Earth quakes, lunar and solar eclipses, meteor showers, epidemics, animal migrations--all become supernatural if you adopt a prescientific world view.
SPG wrote:There are many inconsistencies with the story of Noah's Ark. It is easy to find flaws in the story and quickly dismiss it. That is the doubters way. However in the search for evidence of Noah's Ark many fascinating elements of nature have been found. There is evidence of a flood. And there are stories and several cultures about the flood. There are also stories of the last ice age in the melting of it. But there are also other spiritual considerations that the ark was some sort of symbol. I don't believe that it was a boat necessarily. Or that it had two of every animal on Earth. But in the old books there are references to the god of the world trying to kill the human race with the flood.
Floods are common. The melting of glaciers at the end of the Pleistocene probably impressed people a great deal and caused a lot of moving around at the time. "God did it" is a good explanation for anything someone doesn't understand very well.
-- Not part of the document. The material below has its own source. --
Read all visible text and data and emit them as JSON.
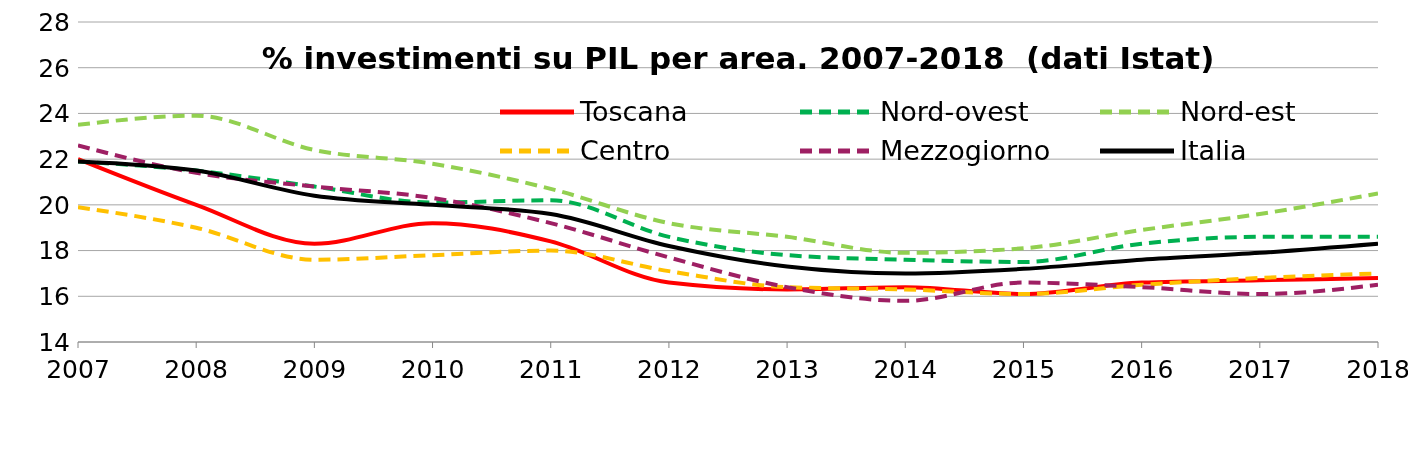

Religion is a perfect Catch 22 until science gets around to finding a better explanation.
This, or any other post that I have made or will make in the future, is strictly my own opinion and consequently of little or no value.
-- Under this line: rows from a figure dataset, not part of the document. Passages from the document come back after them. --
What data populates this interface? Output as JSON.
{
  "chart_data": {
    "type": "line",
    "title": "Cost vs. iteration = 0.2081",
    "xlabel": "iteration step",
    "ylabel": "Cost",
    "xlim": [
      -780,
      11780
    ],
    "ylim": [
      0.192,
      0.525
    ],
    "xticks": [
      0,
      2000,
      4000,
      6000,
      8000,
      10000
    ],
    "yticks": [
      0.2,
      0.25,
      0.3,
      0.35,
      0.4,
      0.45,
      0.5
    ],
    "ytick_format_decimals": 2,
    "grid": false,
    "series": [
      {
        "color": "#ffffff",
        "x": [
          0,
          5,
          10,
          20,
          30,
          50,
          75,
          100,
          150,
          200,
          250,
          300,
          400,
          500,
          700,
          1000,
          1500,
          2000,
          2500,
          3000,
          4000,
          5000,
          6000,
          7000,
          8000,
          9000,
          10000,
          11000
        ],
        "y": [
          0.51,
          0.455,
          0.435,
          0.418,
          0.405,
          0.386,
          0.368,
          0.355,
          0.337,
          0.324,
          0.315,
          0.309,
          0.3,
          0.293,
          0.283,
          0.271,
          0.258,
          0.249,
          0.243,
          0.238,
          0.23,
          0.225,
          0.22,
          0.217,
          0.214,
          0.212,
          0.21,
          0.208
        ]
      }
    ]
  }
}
"Faith is believing something you know ain't true" Twain.
Maksutov wrote: Earth quakes, lunar and solar eclipses, meteor showers, epidemics, animal migrations--all become supernatural if you adopt a prescientific world view.
It's a reasonable assumption given their lack of knowledge about how the world works. It's not for people today.
Maksutov wrote: Earth quakes, lunar and solar eclipses, meteor showers, epidemics, animal migrations--all become supernatural if you adopt a prescientific world view.
It's a reasonable assumption given their lack of knowledge about how the world works. It's not for people today.
I think that the "reasonable" word is key. People living in a scientific age don't always accept it or want to understand it. You can have nostalgia for the "old time religion" to a point. Where is that point? That question generates a million interpretations, movements and preachers.
Case in point: Lemuria. Lemuria was a hypothesis when we understood the distribution of species differently and before grasping continental drift. It was discredited but not before it passed under the sacred umbrella through the works of Blavatsky and others. Now we have Lemurians hanging out at Mount Shasta when they're not zipping in and out of the hollow earth in their flying saucers on their way to Zeta Reticuli.
bomgeography wrote:Some of the Bible stories are viewed figuratively such as the creation of the earth and the flood. I personally believe the flood was local. But I would consider myself regular believing member and same for others who believe the flood was local.
So, do you have a list of Bible stories that are dependable and those that aren't? How do you decide?
If that is how you view the Bible, do you have the same sort of doubts about the Book of Mormon and the Book of Abraham? If not, why not?